2.2. Datasets and Preprocessing

Experiments are conducted on three benchmark datasets for long-document summarization: GovReport, PubMed, and BillSum. GovReport contains long U.S. government reports paired with human-written summaries [13]. PubMed consists of biomedical research articles with structured abstracts serving as reference summaries [14]. BillSum comprises U.S. Congressional and California State legislative bills annotated with professional summaries [7]. All datasets are used for both extractive and hybrid evaluations.

For each dataset, the standard train–validation–test splits defined by the original authors are used. Models are trained and evaluated independently on each dataset, and no cross-dataset training is performed.

Documents are segmented into sentences using the spaCy sentence tokenizer. Non-textual elements such as tables, figure captions, and section headers are removed when present. Sentences containing fewer than three tokens are discarded as they do not carry semantic content relevant for summarization.

Each sentence $s_i$ is represented as a vector ${\mathrm{x}}_i\in {\mathbb{R}}^{384}$ using the pretrained all-MiniLM-L6-v2 encoder, whose parameters remain fixed during all experiments. Sentence embeddings are normalized to unit length to ensure consistent distance scaling across documents. No sentence-level truncation is applied.

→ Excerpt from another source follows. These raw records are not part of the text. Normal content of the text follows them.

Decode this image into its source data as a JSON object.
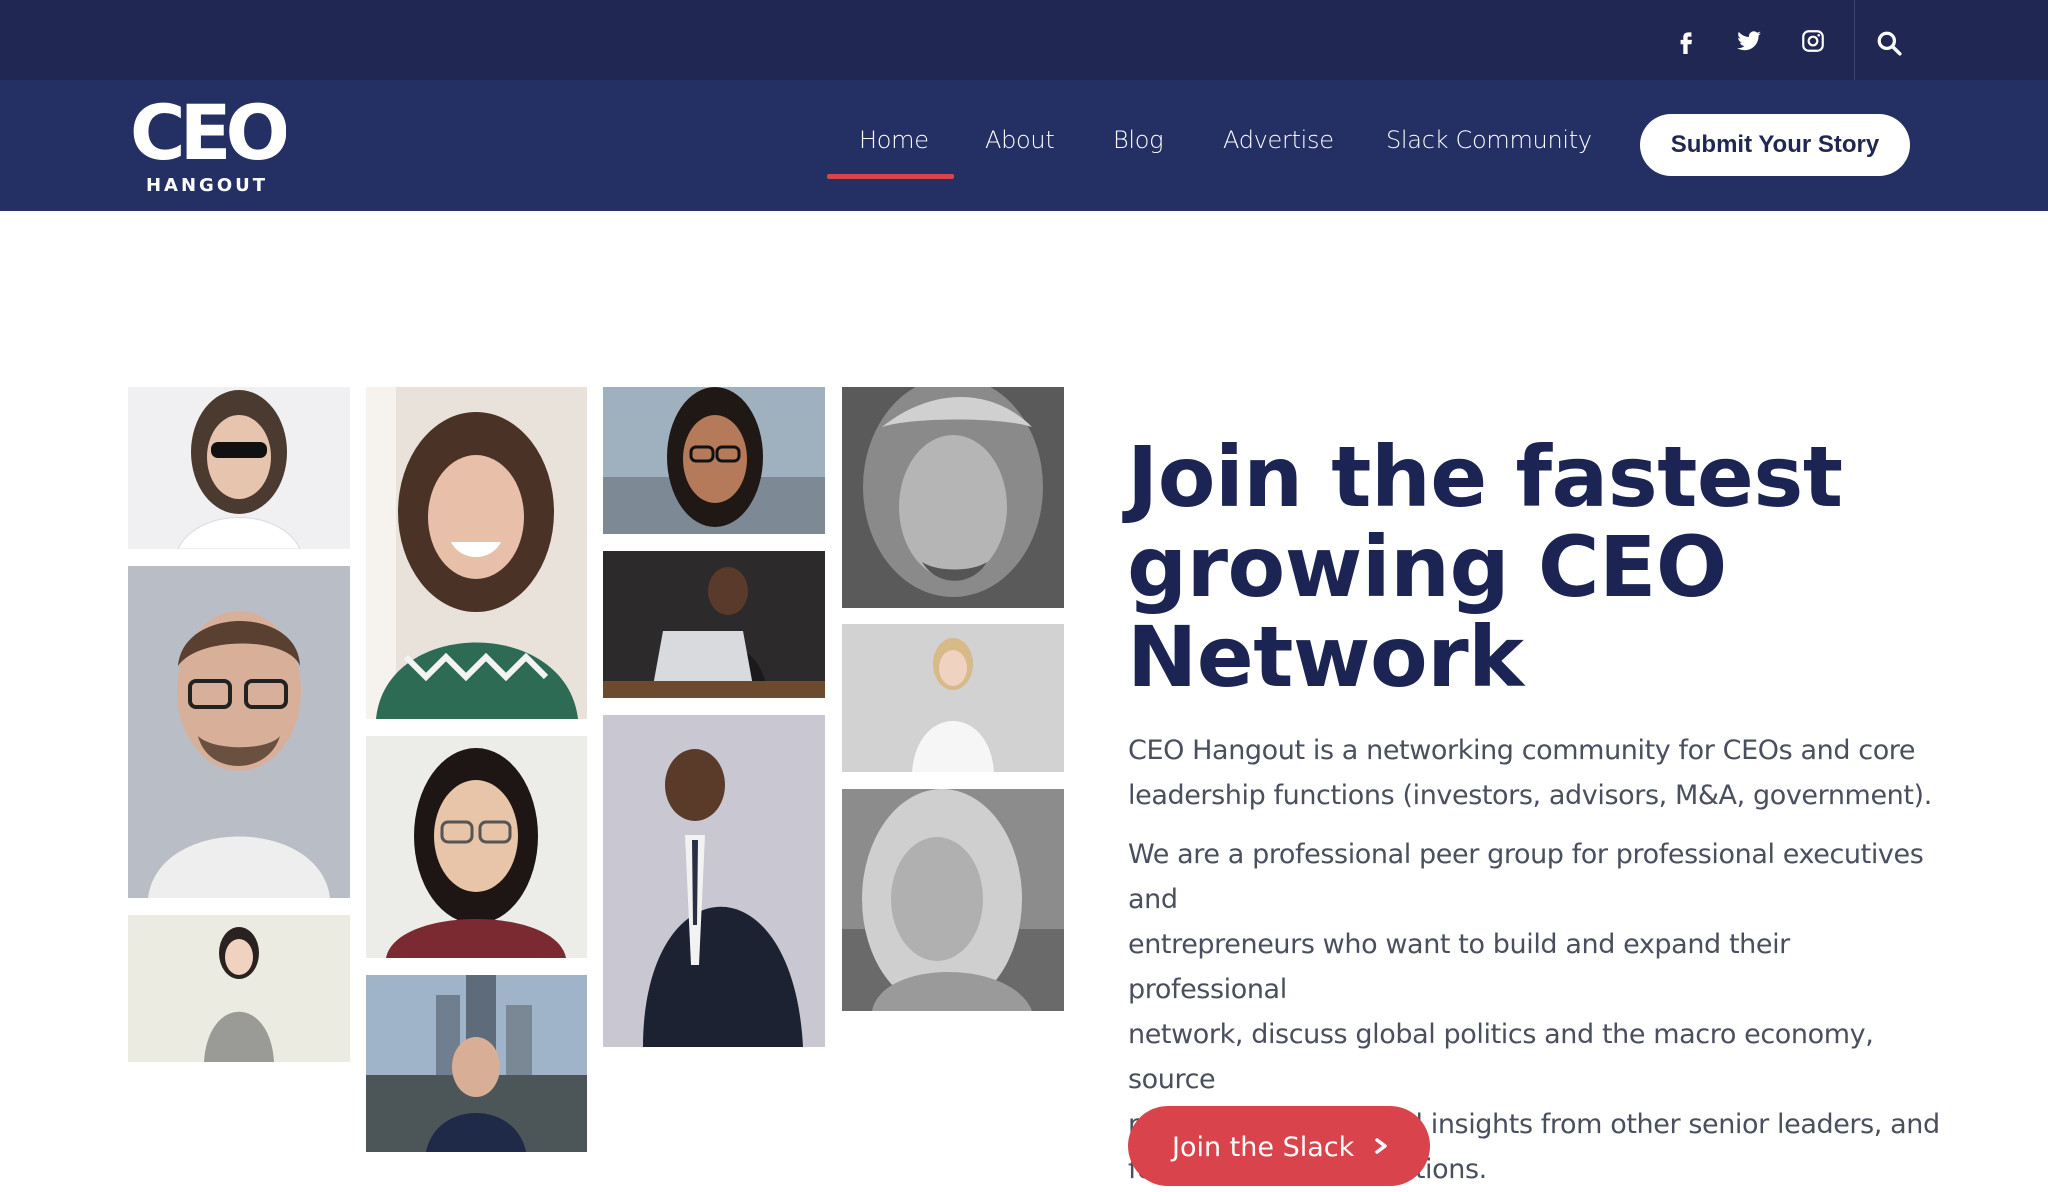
{
  "header": {
    "social": [
      {
        "name": "facebook-icon"
      },
      {
        "name": "twitter-icon"
      },
      {
        "name": "instagram-icon"
      }
    ],
    "search_icon": "search-icon"
  },
  "nav": {
    "logo_text": "CEO",
    "logo_subtext": "HANGOUT",
    "items": [
      {
        "label": "Home",
        "active": true
      },
      {
        "label": "About"
      },
      {
        "label": "Blog"
      },
      {
        "label": "Advertise"
      },
      {
        "label": "Slack Community"
      }
    ],
    "cta_label": "Submit Your Story"
  },
  "hero": {
    "headline_lines": [
      "Join the fastest",
      "growing CEO",
      "Network"
    ],
    "para1_lines": [
      "CEO Hangout is a networking community for CEOs and core",
      "leadership functions (investors, advisors, M&A, government)."
    ],
    "para2_lines": [
      "We are a professional peer group for professional executives and",
      "entrepreneurs who want to build and expand their professional",
      "network, discuss global politics and the macro economy, source",
      "real-time opinions and insights from other senior leaders, and",
      "form business connections."
    ],
    "cta_label": "Join the Slack"
  },
  "colors": {
    "topbar": "#1f2752",
    "navbar": "#243064",
    "accent": "#d9434b",
    "headline": "#1b2452"
  }
}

2.3. Sentence Charge Computation

Each sentence $s_i$ is assigned a non-negative sentence charge $q_{\mathit{i}}$, which modulates its influence on the global interaction energy. Charges are computed as a convex combination of $K$ normalized sentence-level features:

$$q_i= \sum _{k=1}^K{w}_k{F}_k\left(s_i\right), \sum _{k=1}^K{w}_k=1, w_k \ge 0.$$

(1)

All feature terms $F_k\left(s_i\right) \in [0,1]$, with $w_k$ assigned deterministically using document-level semantic statistics to ensure reproducibility across datasets and experiments.

• Lexical significance

Lexical significance $F_1\left(s_i\right)$ captures the informativeness of a sentence based on token importance:

$$F_1\left(s_i\right)= {\displaystyle \frac{1}{\left|s_i\right|}}\sum _{t \in s_i}TF-IDF\left(t\right),$$

where $\left|s_i\right|$ is the number of tokens in sentence $s_i$, and TF–IDF values are computed across the document. Higher values indicate sentences with rare and informative terms.

b.

Semantic centrality

Semantic centrality $F_2\left(s_i\right)$ measures the alignment of a sentence with the overall semantic content of the document:

$$F_2\left(s_i\right)=\cos \left(x_i, x_c\right), x_c= {\displaystyle \frac{1}{N}} {\sum }_{j=1}^N{x}_j$$

where $x_i$ is the embedding of sentence $s_i$ and $x_c$ is the document centroid. Sentences closer to the centroid are considered more central.

c.

Residual semantic novelty score

Residual semantic novelty $F_3\left(s_i\right)$ encourages selection of sentences that are semantically distinct from their nearest neighbors:

$$F_3\left(s_i\right)=1- {\displaystyle \frac{1}{k}} \sum _{j \in {\delta }_k\left(i\right)}\cos \left(x_i, x_j\right),$$

where ${\delta }_k\left(i\right)$ contains the indices of the $k$ nearest neighbors of $s_i$ in cosine similarity space $\left(\mathrm{k}=5\right)$ in all experiments. To account for overall document-level semantic dispersion, the novelty score is rescaled:

$$D= \sqrt{{\displaystyle \frac{1}{N(N-1)}}} \times \sqrt{\sum _{i \ne j}{(\cos \left(x_i, x_j\right)- \mu )}^2,}{ F}_3^{\prime } \left(s_i\right) =D\times F_3(s_i)$$

where μ is the mean pairwise cosine similarity across the document. This scaling ensures that novelty is appropriately weighted in semantically homogeneous or heterogeneous documents.

d.

Deterministic feature weighting

Feature weights are assigned using a fixed, rule-based procedure to ensure reproducibility and eliminate manual tuning. A constant baseline weight is allocated to lexical significance ${(w}_1=0.2)$ to guarantee that informative terms are consistently represented across all documents. The remaining weight mass (0.8) is distributed between semantic centrality and residual novelty based on the document’s mean pairwise sentence similarity μ:

$$w_3=0.8\ast \left(1-\mathsf{\mu }\right), w_2=0.8\ast \mathsf{\mu }$$

This allocation increases the contribution of novelty in semantically homogeneous documents (low μ) and emphasizes centrality in semantically diverse documents (high μ), providing a principled and fully deterministic weighting scheme that adapts to document-level semantic structure.

e.

Feature Summary

The final sentence charge is computed as:

$$q_i=w_1{ F}_1\left(s_i\right)+w_2{F}_2\left(s_i\right) +w_3{F}_3^{\prime }\left(s_i\right)$$

where the weights $w_1, w_2, w_3$ sum to 1. This formulation jointly captures lexical importance, semantic centrality, and novelty, providing a deterministic measure of sentence influence for the subsequent global interaction modeling.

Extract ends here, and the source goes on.